冷やしラーメンのようでおいしそうというコメントもあるが、実用性については疑問が残る。上水道・下水道が断水している状況で、あるいは避難生活において、果たしてカップ麺というジャンクフードは好ましいのだろうか?

 

 

水カップ麺の落とし穴

まず、インスタント麺は塩分が強いので、手足の曲げ伸ばしが不自由になる避難生活とは相性が悪い。たしかに停電時など、加熱ができない環境では有効だ。しかし、長期的な避難が予想される環境では、心疾患を起こすリスクの高いインスタントラーメンは避けたい。

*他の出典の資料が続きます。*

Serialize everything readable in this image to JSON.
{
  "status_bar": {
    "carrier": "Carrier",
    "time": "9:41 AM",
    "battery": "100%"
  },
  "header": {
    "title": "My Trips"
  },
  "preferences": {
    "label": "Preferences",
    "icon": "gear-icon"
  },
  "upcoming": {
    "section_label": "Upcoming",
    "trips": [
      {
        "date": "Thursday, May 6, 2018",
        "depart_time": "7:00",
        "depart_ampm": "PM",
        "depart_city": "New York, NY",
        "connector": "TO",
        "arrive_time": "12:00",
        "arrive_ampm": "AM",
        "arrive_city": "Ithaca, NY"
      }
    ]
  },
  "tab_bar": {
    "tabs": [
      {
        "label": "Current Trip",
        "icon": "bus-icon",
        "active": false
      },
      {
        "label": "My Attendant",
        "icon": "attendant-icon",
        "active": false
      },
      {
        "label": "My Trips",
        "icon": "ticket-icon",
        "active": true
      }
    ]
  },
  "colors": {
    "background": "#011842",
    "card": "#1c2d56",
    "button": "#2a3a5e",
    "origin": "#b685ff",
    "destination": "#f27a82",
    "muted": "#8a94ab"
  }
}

それから、水が無駄になる上、捨てづらい。即席ラーメンのスープは飲むものではないが、断水状態においては流しに捨てることができない。NHKの特集サイトによると、(温かい)カップ麺のスープの捨て場所に困って飲み干すケースもあるらしく、適切な災害食とはお世辞にも言えない。

 

www.nhk.or.jp


つまり、水出しカップ麺はオール電化住宅の一時的な停電など、限定的な状況で利用可能な調理法だ。

 

インスタント焼きそば

そう考えると、スープのないインスタント焼きそば(フライパンで炒めるもの)の方が向いているように思われる。前述のNHKの特集サイトでも、焼きそばが無難とのことだった。

 

www.city.sagamihara.kanagawa.jp

 
相模原市のホームページでは消防隊員の「消防めし」として紹介されているが、インスタントラーメンよりも少ない水で調理でき、捨てるスープもないことから、理にかなっている。フライパンで調理することになるが、お椀型の使い捨て容器を用意する必要はない。比較的難易度の低い料理だ。

 


しかし、インスタント焼きそばにも難点はある。私はインスタント焼きそばを作るたびに、フライパンにこびりついた麺をヘラで剥がしている。それから、後始末で頑固なソース汚れと麺を洗い流すとき、結局水を使うことになるはずだ。


つまり、洗い物を増やし、水の節約にはならない。普通の炒め料理であればアルミホイルが有効だが、インスタント焼きそばのアルミ箔調理は難易度が高そうだ。(ちなみに、水調理は麺に味が付いていることが前提なので、インスタント焼きそばには向かないだろう。多分、冷たいとおいしくない。)

 

チキンラーメンを、その手で

そんなとき、究極のサバイバル即席麺となるのが、チキンラーメンスナックである。チキンラーメンスナックといっても、そういう商品があるわけではない。その手でチキンラーメンを砕くのだ。

 


チキンラーメンの場合は麺自体に味が付いているので、普通のラーメン風スナック菓子と同様に加熱せずに食べられる。砕くときは、袋が破れて中身が飛び散る可能性があるので、大きめの調理用ポリ袋に入れるのがよいだろう。調理に使う水が惜しいとき、水を使わずに食べることは極めて賢明な選択である。

 

インスタント麺は理想ではない

インスタント麺は、日常用のストックを非常時に流用できる利点があるだけであって、理想的な非常食とはいえない。非常食は即席麺とは別に必要であり、非常食がなかったとき・足りなかったときに使える程度だ、という認識を持つべきである。


一方で、今話題のローリングストック法においては、有効な備蓄と考えることもできる。ローリングストック法とは、「非常食」というものを非常のために用意するのではなく、日常的に食品の備蓄をし、食べていこうという考え方のことだ。こうすることで、せっかく用意した非常食が消費期限切れで食べられない・飲めないという事態を防ぐことができる。

 

tokusuru-bosai.jp


ただし、「停電中におなかが空いても、火を使わずにカップ麺が食べられるよ」という話であって、カップ麺は災害食に適しているという話ではないということだけご留意願いたい。